The scene in Monte Cristo’s bedroom and garden at Auteuil is born from the Romantic fascination with the Gothic and the grotesque. Monte Cristo paints a chilling scene for his audience, complete with a dark night, a secret staircase, an illicit love affair, and an act of infanticide. Gothic romances were extremely popular in the nineteenth century and had a strong influence on Dumas and other Romantic writers. Dumas plays up Madame Danglars’s hysteria and Villefort’s terror at hearing Monte Cristo’s story to chilling effect, leaving us almost sympathetic for these two evildoers. Like the heroes and heroines of Gothic novels, Villefort and Madame Danglars are faced with a seemingly supernatural, terrifying, and inescapable force in the person of Monte Cristo. In this respect, though it is also a novel of contemporary manners and a fantastical melodrama, The Count of Monte Cristo is a good example of Gothic literature.
The scenes in this section also indicate that Monte Cristo’s two most trusted companions, Bertuccio and Haydée, share his overwhelming desire for revenge. Bertuccio wants to avenge himself on Villefort because of his refusal, as public prosecutor, to seek justice in the murder of Bertuccio’s brother. Haydée wants to take revenge on Fernand Mondego for betraying her father and selling her into slavery. It is, of course, convenient for Monte Cristo that his own enemies overlap with the enemies of his friends. Haydée and Bertuccio both have information and contacts that can help bring about the downfall of their mutual enemies, and they are willing to do whatever is required of them to accomplish this downfall. Yet it seems that Bertuccio and Haydée are not merely convenient to Monte Cristo but also enormously important to him as his only two true companions. However, it may be merely their common lust for revenge that draws Monte Cristo toward Bertuccio and Haydée. Monte Cristo is himself so obsessed with revenge that perhaps he cannot be truly comfortable around anyone who does not share this obsession to some degree.

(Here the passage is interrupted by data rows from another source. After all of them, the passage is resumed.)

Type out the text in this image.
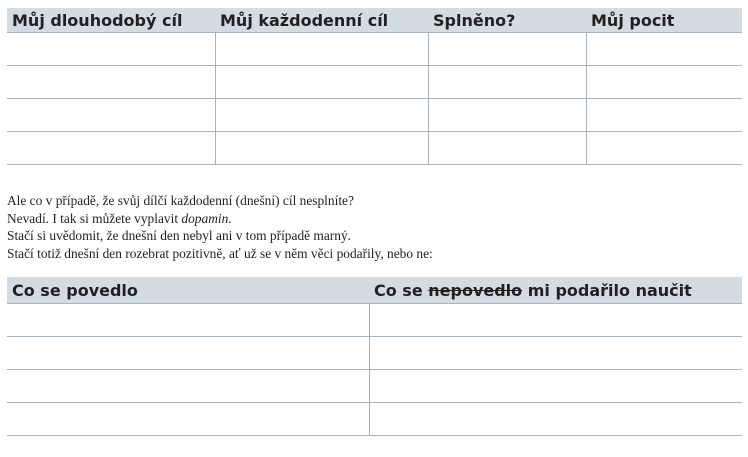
Můj dlouhodobý cíl	Můj každodenní cíl	Splněno?	Můj pocit

Ale co v případě, že svůj dílčí každodenní (dnešní) cíl nesplníte?

Nevadí. I tak si můžete vyplavit dopamin.

Stačí si uvědomit, že dnešní den nebyl ani v tom případě marný.

Stačí totiž dnešní den rozebrat pozitivně, ať už se v něm věci podařily, nebo ne:

Co se povedlo	Co se nepovedlo mi podařilo naučit
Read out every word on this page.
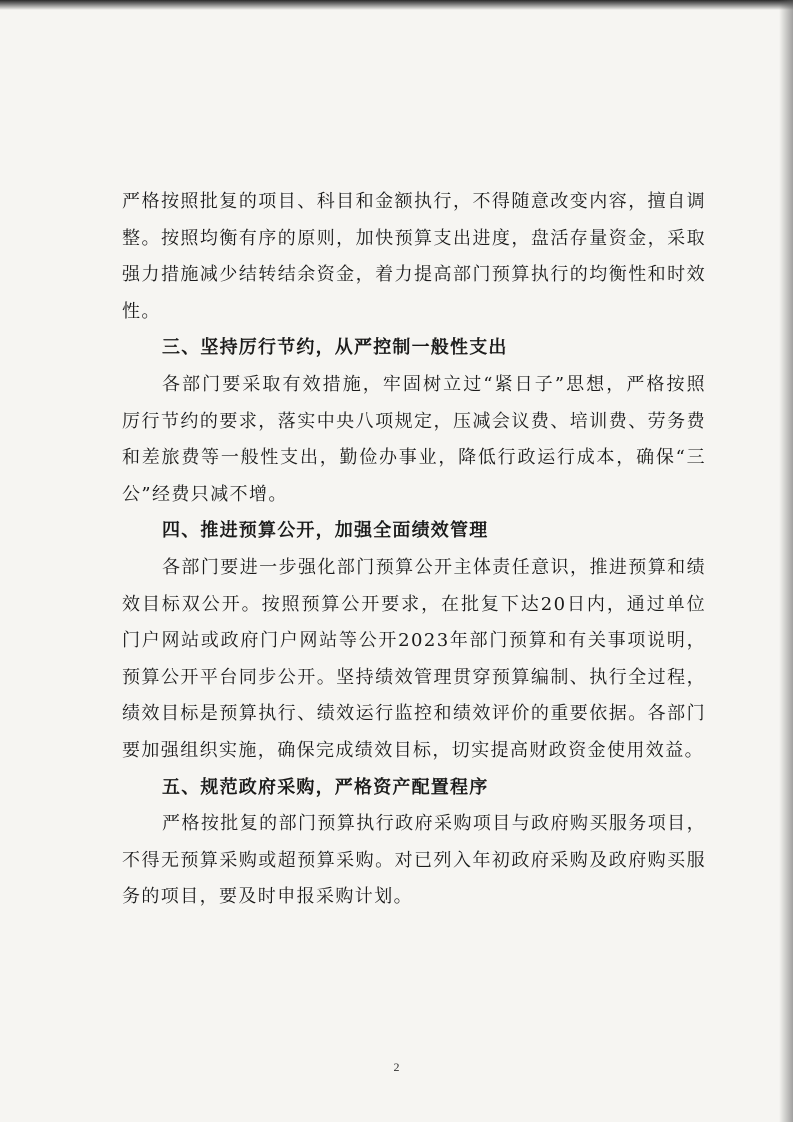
严格按照批复的项目、科目和金额执行，不得随意改变内容，擅自调整。按照均衡有序的原则，加快预算支出进度，盘活存量资金，采取强力措施减少结转结余资金，着力提高部门预算执行的均衡性和时效性。

三、坚持厉行节约，从严控制一般性支出

各部门要采取有效措施，牢固树立过“紧日子”思想，严格按照厉行节约的要求，落实中央八项规定，压减会议费、培训费、劳务费和差旅费等一般性支出，勤俭办事业，降低行政运行成本，确保“三公”经费只减不增。

四、推进预算公开，加强全面绩效管理

各部门要进一步强化部门预算公开主体责任意识，推进预算和绩效目标双公开。按照预算公开要求，在批复下达20日内，通过单位门户网站或政府门户网站等公开2023年部门预算和有关事项说明，预算公开平台同步公开。坚持绩效管理贯穿预算编制、执行全过程，绩效目标是预算执行、绩效运行监控和绩效评价的重要依据。各部门要加强组织实施，确保完成绩效目标，切实提高财政资金使用效益。

五、规范政府采购，严格资产配置程序

严格按批复的部门预算执行政府采购项目与政府购买服务项目，不得无预算采购或超预算采购。对已列入年初政府采购及政府购买服务的项目，要及时申报采购计划。

2
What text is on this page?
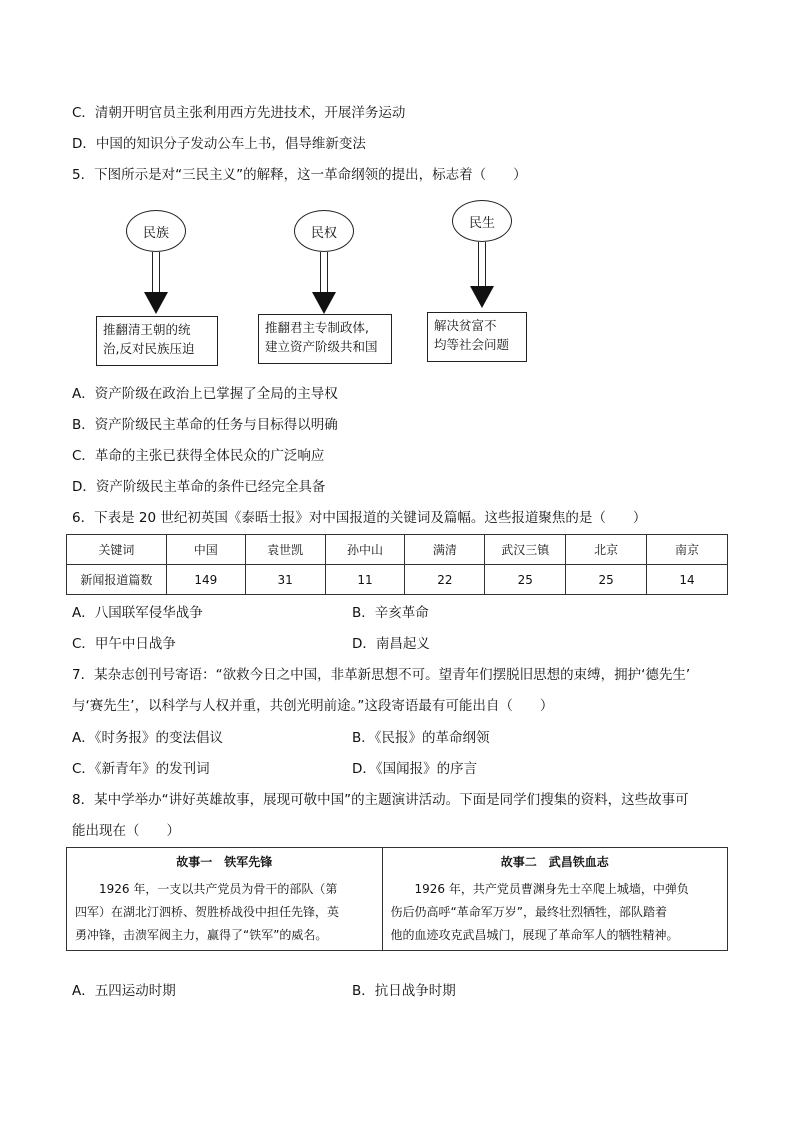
C．清朝开明官员主张利用西方先进技术，开展洋务运动
D．中国的知识分子发动公车上书，倡导维新变法
5．下图所示是对“三民主义”的解释，这一革命纲领的提出，标志着（　　）
民族
推翻清王朝的统
治,反对民族压迫
民权
推翻君主专制政体,
建立资产阶级共和国
民生
解决贫富不
均等社会问题
A．资产阶级在政治上已掌握了全局的主导权
B．资产阶级民主革命的任务与目标得以明确
C．革命的主张已获得全体民众的广泛响应
D．资产阶级民主革命的条件已经完全具备
6．下表是 20 世纪初英国《泰晤士报》对中国报道的关键词及篇幅。这些报道聚焦的是（　　）
关键词	中国	袁世凯	孙中山	满清	武汉三镇	北京	南京
新闻报道篇数	149	31	11	22	25	25	14
A．八国联军侵华战争	B．辛亥革命
C．甲午中日战争	D．南昌起义
7．某杂志创刊号寄语：“欲救今日之中国，非革新思想不可。望青年们摆脱旧思想的束缚，拥护‘德先生’
与‘赛先生’，以科学与人权并重，共创光明前途。”这段寄语最有可能出自（　　）
A．《时务报》的变法倡议	B．《民报》的革命纲领
C．《新青年》的发刊词	D．《国闻报》的序言
8．某中学举办“讲好英雄故事，展现可敬中国”的主题演讲活动。下面是同学们搜集的资料，这些故事可
能出现在（　　）
故事一　铁军先锋
1926 年，一支以共产党员为骨干的部队（第
四军）在湖北汀泗桥、贺胜桥战役中担任先锋，英
勇冲锋，击溃军阀主力，赢得了“铁军”的威名。

故事二　武昌铁血志
1926 年，共产党员曹渊身先士卒爬上城墙，中弹负
伤后仍高呼“革命军万岁”，最终壮烈牺牲，部队踏着
他的血迹攻克武昌城门，展现了革命军人的牺牲精神。
A．五四运动时期	B．抗日战争时期
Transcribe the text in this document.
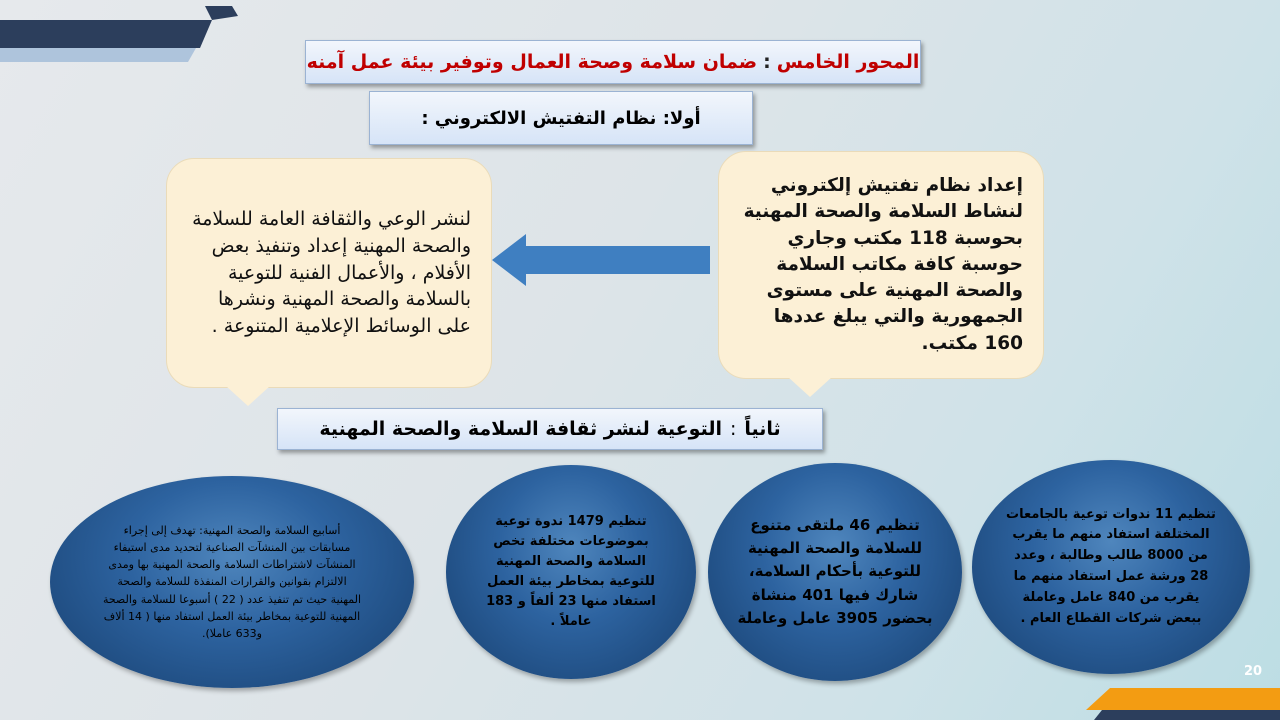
المحور الخامس
:
ضمان سلامة وصحة العمال وتوفير بيئة عمل آمنه
أولا: نظام التفتيش الالكتروني :
إعداد نظام تفتيش إلكتروني لنشاط السلامة والصحة المهنية بحوسبة 118 مكتب وجاري حوسبة كافة مكاتب السلامة والصحة المهنية على مستوى الجمهورية والتي يبلغ عددها 160 مكتب.
لنشر الوعي والثقافة العامة للسلامة والصحة المهنية إعداد وتنفيذ بعض الأفلام ، والأعمال الفنية للتوعية بالسلامة والصحة المهنية ونشرها على الوسائط الإعلامية المتنوعة .
ثانياً
:
التوعية لنشر ثقافة السلامة والصحة المهنية

تنظيم 11 ندوات توعية بالجامعات المختلفة استفاد منهم ما يقرب من 8000 طالب وطالبة ، وعدد 28 ورشة عمل استفاد منهم ما يقرب من 840 عامل وعاملة ببعض شركات القطاع العام .

تنظيم 46 ملتقى متنوع للسلامة والصحة المهنية للتوعية بأحكام السلامة، شارك فيها 401 منشاة بحضور 3905 عامل وعاملة

تنظيم 1479 ندوة توعية بموضوعات مختلفة تخص السلامة والصحة المهنية للتوعية بمخاطر بيئة العمل استفاد منها 23 ألفاً و 183 عاملاً .

أسابيع السلامة والصحة المهنية: تهدف إلى إجراء مسابقات بين المنشآت الصناعية لتحديد مدى استيفاء المنشآت لاشتراطات السلامة والصحة المهنية بها ومدى الالتزام بقوانين والقرارات المنفذة للسلامة والصحة المهنية حيث تم تنفيذ عدد ( 22 ) أسبوعا للسلامة والصحة المهنية للتوعية بمخاطر بيئة العمل استفاد منها ( 14 ألاف و633 عاملا).

20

Though Monte Cristo seems quite comfortable in the company of Bertuccio and Haydée, it is misleading to speak of him as having any close relationship—platonic or romantic—with another human being. Monte Cristo has willfully exiled himself from human society. He isolates himself to an extreme, living above the law, without a homeland, and without any emotional attachments. In Chapter 49, Monte Cristo describes himself to Villefort as “being of no country, asking no protection from any government, acknowledging no man as my brother.” His refusal to acknowledge himself as a member of any country, society, or fraternity indicates that he has rejected membership in every conceivable community. None of these communities, Monte Cristo implies here and elsewhere, live up to his strict standards of justice and propriety. As a solitary being, unable to find a spiritual home anywhere in the modern world, Monte Cristo is a familiar type of Romantic hero. The theme of spiritual exile from the modern world was a popular one in the Romantic era, and famous nonconformists like Prometheus—the mythical Greek hero who stole fire from the gods to give to humans—and Satan frequently turn up as characters in Romantic prose and poetry. Monte Cristo, like other popular Romantic heroes, is the inveterate renegade, both rejecting and rejected by society.